Photo/Illutration A doctor sees children at a clinic in Sendai. (Asahi Shimbun file photo)

Yokohama and other municipalities have come under pressure to expand their subsidy programs to allow children of all ages and income brackets to receive free medical treatment.

Their residents are calling for wider health care coverage, while municipal officials themselves believe that easing the financial burden associated with child-rearing will attract young people to their areas and stem depopulation trends.

According to an April 2021 survey by the health ministry, only 220 cities, towns and villages across Japan imposed income ceilings for subsidy programs for children’s hospital visits as outpatients.

These municipalities include Yokohama, Sapporo and Osaka.

YOKOHAMA JUMPING ON BOARD

A woman in her 40s with two elementary school age children in Yokohama tweeted in July that “child care support in Yokohama is at the worst level.”

The tweet received more than 10,000 “likes.”

Only infants under 12 months are currently eligible for Yokohama city’s free medical framework.

Medical care subsidies are offered for children up to third-year junior high school age, but the amount provided depends on their guardians’ income levels.

Households with incomes lower than the municipality’s ceiling must still pay a maximum 500 yen ($3.30) per hospital visit of children of fourth-grade elementary school age or older.

The woman and her children suffer from chronic asthma and regularly visit a medical center.

Her family’s income exceeds Yokohama’s limit, so she must cover 30 percent of the treatment costs of her children as well as herself under the national health insurance.

She said she sometimes refrains from seeing a doctor herself to save on medical expenses.

Tokyo’s 23 wards and nearby Saitama city were among the 1,521 municipal governments in Japan that have eliminated income ceilings, according to the ministry survey.

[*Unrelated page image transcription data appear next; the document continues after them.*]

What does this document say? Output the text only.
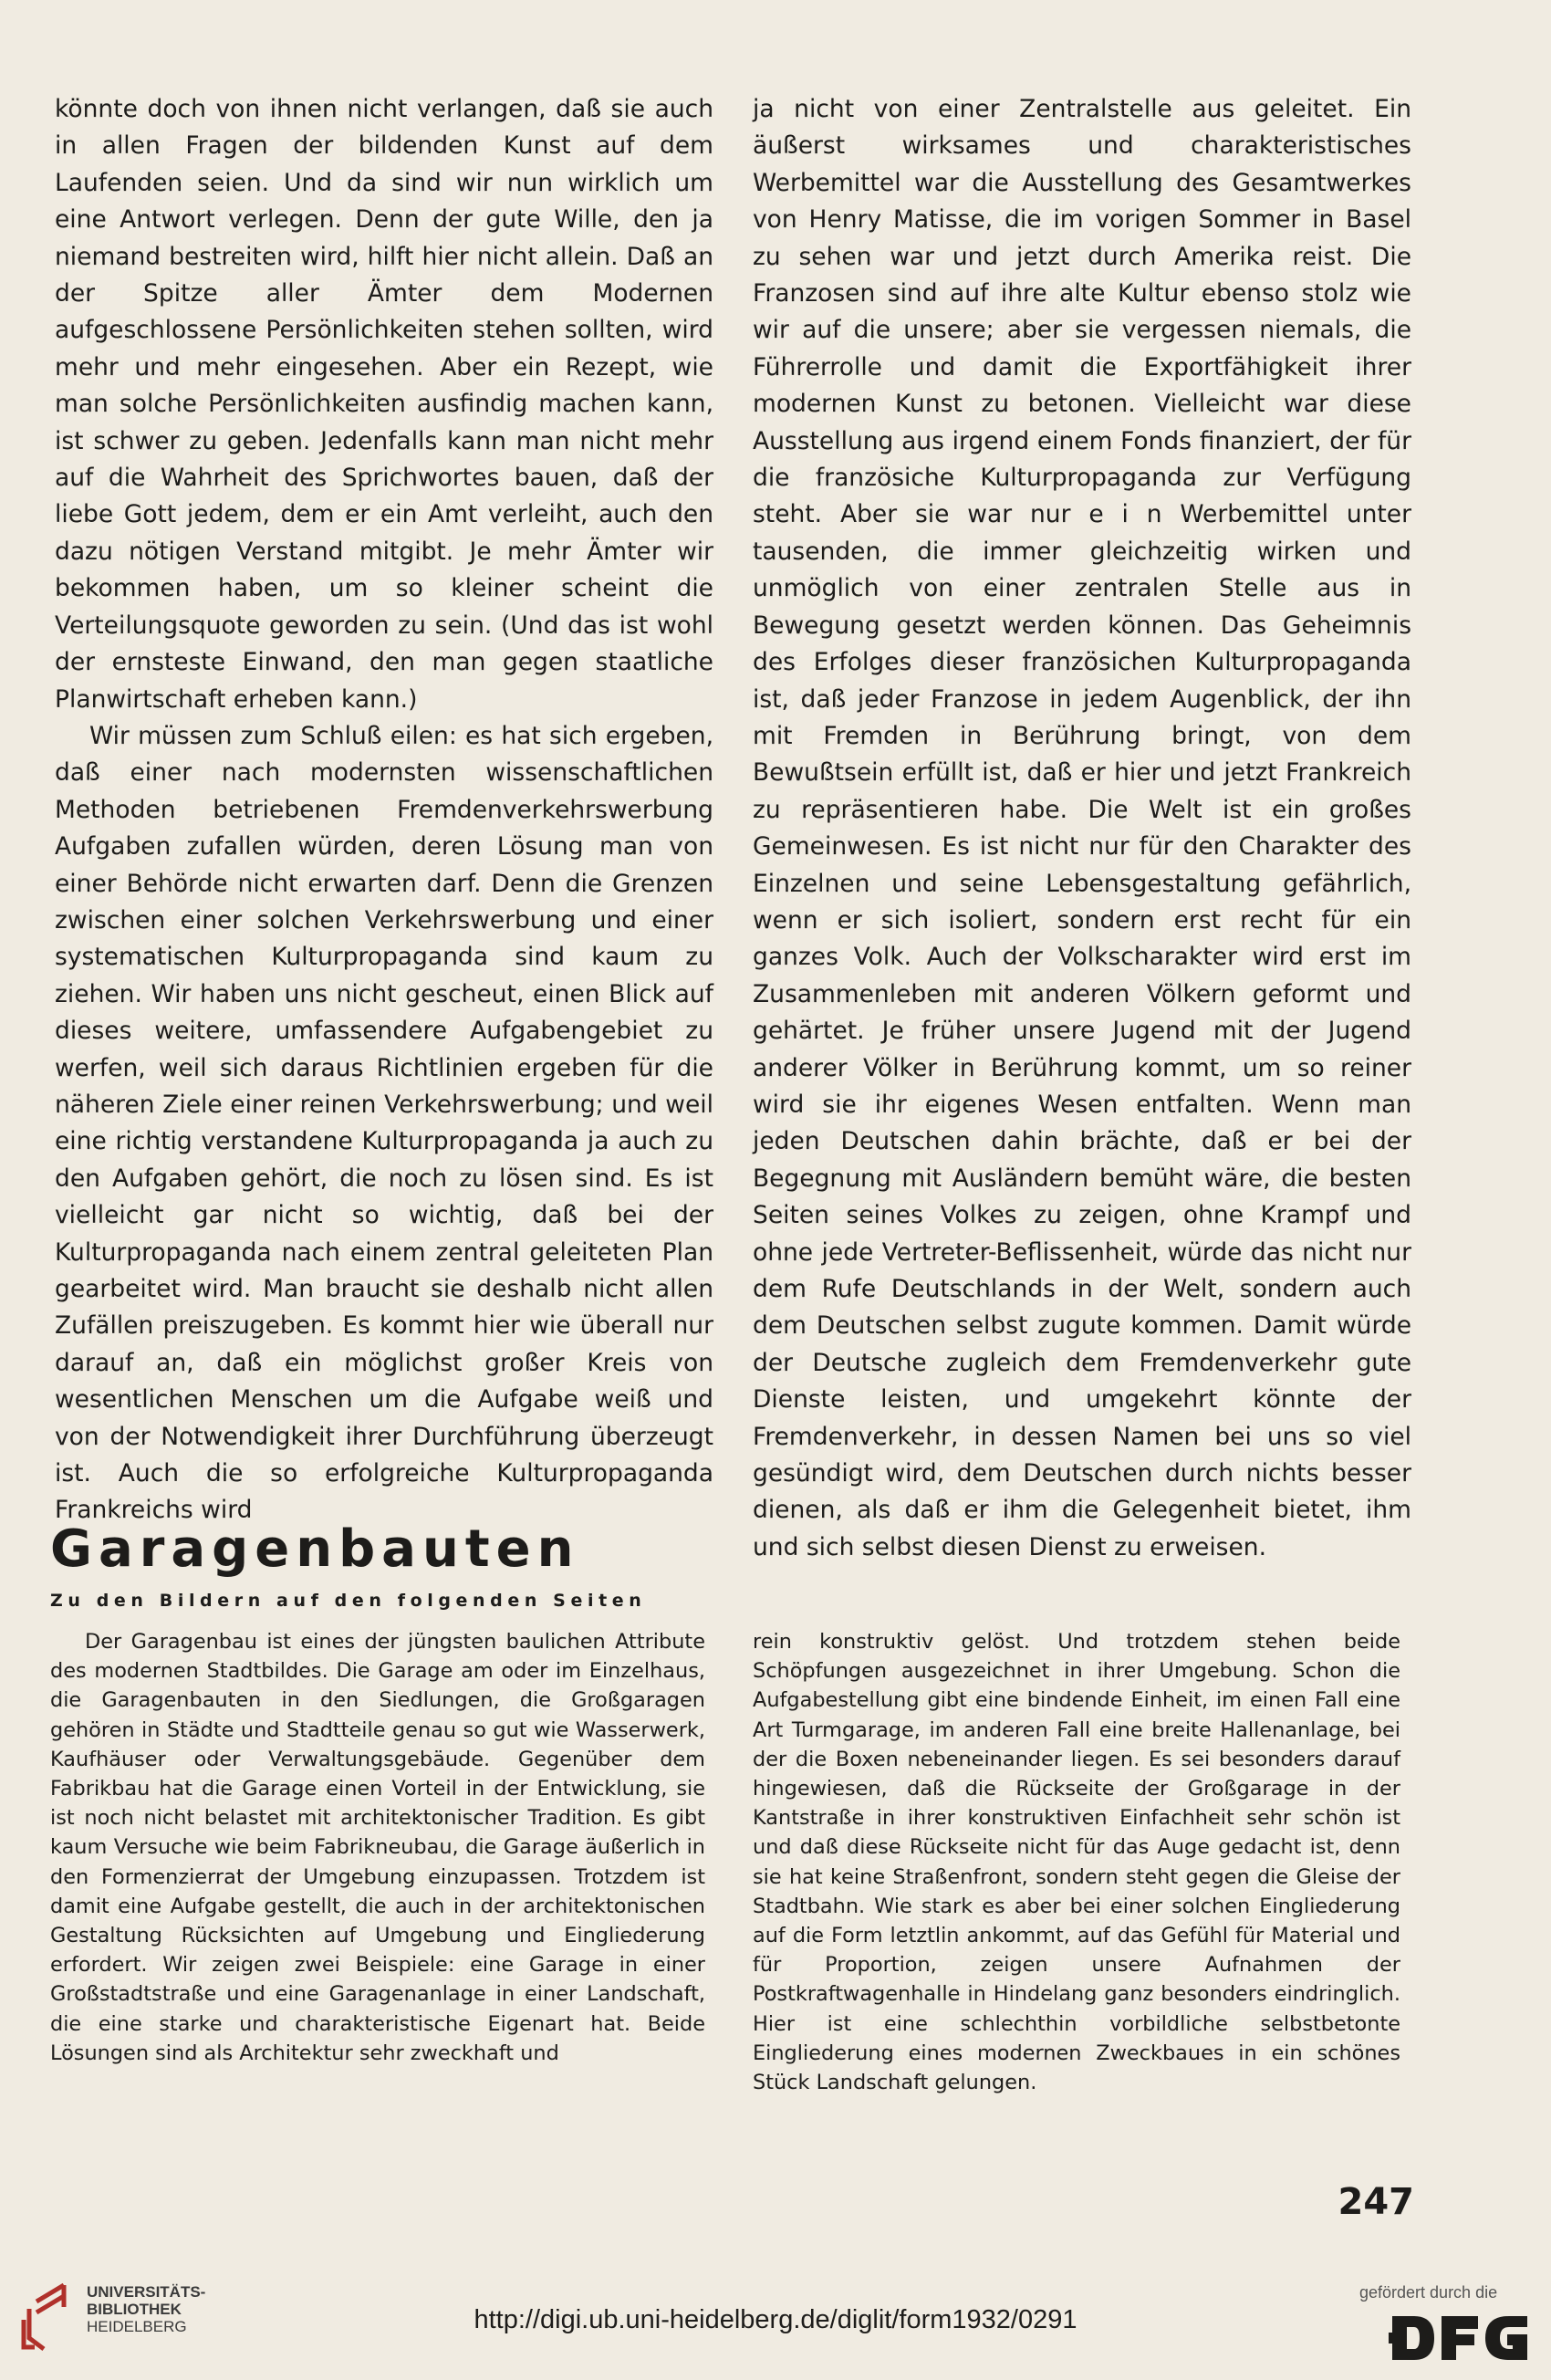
könnte doch von ihnen nicht verlangen, daß sie auch in allen Fragen der bildenden Kunst auf dem Laufenden seien. Und da sind wir nun wirklich um eine Antwort verlegen. Denn der gute Wille, den ja niemand bestreiten wird, hilft hier nicht allein. Daß an der Spitze aller Ämter dem Modernen aufgeschlossene Persönlichkeiten stehen sollten, wird mehr und mehr eingesehen. Aber ein Rezept, wie man solche Persönlichkeiten ausfindig machen kann, ist schwer zu geben. Jedenfalls kann man nicht mehr auf die Wahrheit des Sprichwortes bauen, daß der liebe Gott jedem, dem er ein Amt verleiht, auch den dazu nötigen Verstand mitgibt. Je mehr Ämter wir bekommen haben, um so kleiner scheint die Verteilungsquote geworden zu sein. (Und das ist wohl der ernsteste Einwand, den man gegen staatliche Planwirtschaft erheben kann.)

Wir müssen zum Schluß eilen: es hat sich ergeben, daß einer nach modernsten wissenschaftlichen Methoden betriebenen Fremdenverkehrswerbung Aufgaben zufallen würden, deren Lösung man von einer Behörde nicht erwarten darf. Denn die Grenzen zwischen einer solchen Verkehrswerbung und einer systematischen Kulturpropaganda sind kaum zu ziehen. Wir haben uns nicht gescheut, einen Blick auf dieses weitere, umfassendere Aufgabengebiet zu werfen, weil sich daraus Richtlinien ergeben für die näheren Ziele einer reinen Verkehrswerbung; und weil eine richtig verstandene Kulturpropaganda ja auch zu den Aufgaben gehört, die noch zu lösen sind. Es ist vielleicht gar nicht so wichtig, daß bei der Kulturpropaganda nach einem zentral geleiteten Plan gearbeitet wird. Man braucht sie deshalb nicht allen Zufällen preiszugeben. Es kommt hier wie überall nur darauf an, daß ein möglichst großer Kreis von wesentlichen Menschen um die Aufgabe weiß und von der Notwendigkeit ihrer Durchführung überzeugt ist. Auch die so erfolgreiche Kulturpropaganda Frankreichs wird

ja nicht von einer Zentralstelle aus geleitet. Ein äußerst wirksames und charakteristisches Werbemittel war die Ausstellung des Gesamtwerkes von Henry Matisse, die im vorigen Sommer in Basel zu sehen war und jetzt durch Amerika reist. Die Franzosen sind auf ihre alte Kultur ebenso stolz wie wir auf die unsere; aber sie vergessen niemals, die Führerrolle und damit die Exportfähigkeit ihrer modernen Kunst zu betonen. Vielleicht war diese Ausstellung aus irgend einem Fonds finanziert, der für die französiche Kulturpropaganda zur Verfügung steht. Aber sie war nur e i n Werbemittel unter tausenden, die immer gleichzeitig wirken und unmöglich von einer zentralen Stelle aus in Bewegung gesetzt werden können. Das Geheimnis des Erfolges dieser französichen Kulturpropaganda ist, daß jeder Franzose in jedem Augenblick, der ihn mit Fremden in Berührung bringt, von dem Bewußtsein erfüllt ist, daß er hier und jetzt Frankreich zu repräsentieren habe. Die Welt ist ein großes Gemeinwesen. Es ist nicht nur für den Charakter des Einzelnen und seine Lebensgestaltung gefährlich, wenn er sich isoliert, sondern erst recht für ein ganzes Volk. Auch der Volkscharakter wird erst im Zusammenleben mit anderen Völkern geformt und gehärtet. Je früher unsere Jugend mit der Jugend anderer Völker in Berührung kommt, um so reiner wird sie ihr eigenes Wesen entfalten. Wenn man jeden Deutschen dahin brächte, daß er bei der Begegnung mit Ausländern bemüht wäre, die besten Seiten seines Volkes zu zeigen, ohne Krampf und ohne jede Vertreter-Beflissenheit, würde das nicht nur dem Rufe Deutschlands in der Welt, sondern auch dem Deutschen selbst zugute kommen. Damit würde der Deutsche zugleich dem Fremdenverkehr gute Dienste leisten, und umgekehrt könnte der Fremdenverkehr, in dessen Namen bei uns so viel gesündigt wird, dem Deutschen durch nichts besser dienen, als daß er ihm die Gelegenheit bietet, ihm und sich selbst diesen Dienst zu erweisen.

Garagenbauten
Zu den Bildern auf den folgenden Seiten

Der Garagenbau ist eines der jüngsten baulichen Attribute des modernen Stadtbildes. Die Garage am oder im Einzelhaus, die Garagenbauten in den Siedlungen, die Großgaragen gehören in Städte und Stadtteile genau so gut wie Wasserwerk, Kaufhäuser oder Verwaltungsgebäude. Gegenüber dem Fabrikbau hat die Garage einen Vorteil in der Entwicklung, sie ist noch nicht belastet mit architektonischer Tradition. Es gibt kaum Versuche wie beim Fabrikneubau, die Garage äußerlich in den Formenzierrat der Umgebung einzupassen. Trotzdem ist damit eine Aufgabe gestellt, die auch in der architektonischen Gestaltung Rücksichten auf Umgebung und Eingliederung erfordert. Wir zeigen zwei Beispiele: eine Garage in einer Großstadtstraße und eine Garagenanlage in einer Landschaft, die eine starke und charakteristische Eigenart hat. Beide Lösungen sind als Architektur sehr zweckhaft und

rein konstruktiv gelöst. Und trotzdem stehen beide Schöpfungen ausgezeichnet in ihrer Umgebung. Schon die Aufgabestellung gibt eine bindende Einheit, im einen Fall eine Art Turmgarage, im anderen Fall eine breite Hallenanlage, bei der die Boxen nebeneinander liegen. Es sei besonders darauf hingewiesen, daß die Rückseite der Großgarage in der Kantstraße in ihrer konstruktiven Einfachheit sehr schön ist und daß diese Rückseite nicht für das Auge gedacht ist, denn sie hat keine Straßenfront, sondern steht gegen die Gleise der Stadtbahn. Wie stark es aber bei einer solchen Eingliederung auf die Form letztlin ankommt, auf das Gefühl für Material und für Proportion, zeigen unsere Aufnahmen der Postkraftwagenhalle in Hindelang ganz besonders eindringlich. Hier ist eine schlechthin vorbildliche selbstbetonte Eingliederung eines modernen Zweckbaues in ein schönes Stück Landschaft gelungen.

247
UNIVERSITÄTS-
BIBLIOTHEK
HEIDELBERG	http://digi.ub.uni-heidelberg.de/diglit/form1932/0291
gefördert durch die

Their residents do not need to pay for their children’s care at medical centers.

“I wish Yokohama had a free medical system for young people like other local governments,” the mother lamented.

A group consisting of the 23 ward mayors in Tokyo in June announced plans to expand subsidies next fiscal year to include children up to high school age in their free medical care framework.

Inspired by the decision, Yokohama city assembly members, who had previously expressed concerns about municipal finances, said there is “no choice but to approve the expansion” of the city’s subsidy program for children’s medicine.

Yokohama Mayor Takeharu Yamanaka in August said the city’s income limit will be lifted by the end of next fiscal year, meaning that all children up to junior high school age will be able to visit hospitals for free.

This change is expected to require an extra 3.9 billion yen in Yokohama’s annual budget.

Behind the change was the shrinking of Yokohama’s population by more than 4,000 last year, the first decline since the end of World War II.

The ratio of people in the city under 15 hit a record low 11.8 percent this year.

Yokohama hopes its improved subsidy program will prevent families with children from leaving the city while encouraging new residents to move in, stemming a possible tax revenue decrease.

“Assistance for child-rearing is the most urgent problem to tackle right now,” Yamanaka said. “We will further commit ourselves to reducing financial burdens connected to the child care process.”

Seeing Yokohama’s move, neighboring Kawasaki quickly followed suit.

Kawasaki Mayor Norihiko Fukuda said in September that the city will remove the income ceiling and bolster its hospital visit subsidy program to cover children up to junior high school age.

REGIONAL APPROACHES

In Minami-Kyushu, Kagoshima Prefecture, and Nagoya, municipal subsidy systems were improved earlier this year to allow high school students to join younger children on the free medical care programs.

Kita-Kyushu has extended financial support to those up to high school age, but part of the medical costs must be paid by the patients.

Kaori Suetomi, a professor of educational administration studies at Nihon University, said the central government should have stepped in earlier to create a more favorable environment for families.

“Politicians or bureaucrats did not put priority on households with small children, and investments were not made for younger generations who are struggling the most,” Suetomi said. “This mistake is being rectified.”

The government plans to set up an agency next fiscal year to pour resources into policies concerning children and families.

But Suetomi said other measures are also needed.

“A revenue source for pressing ahead with policies to help raise children must be secured as soon as possible to make Japan a more sustainable nation,” she said.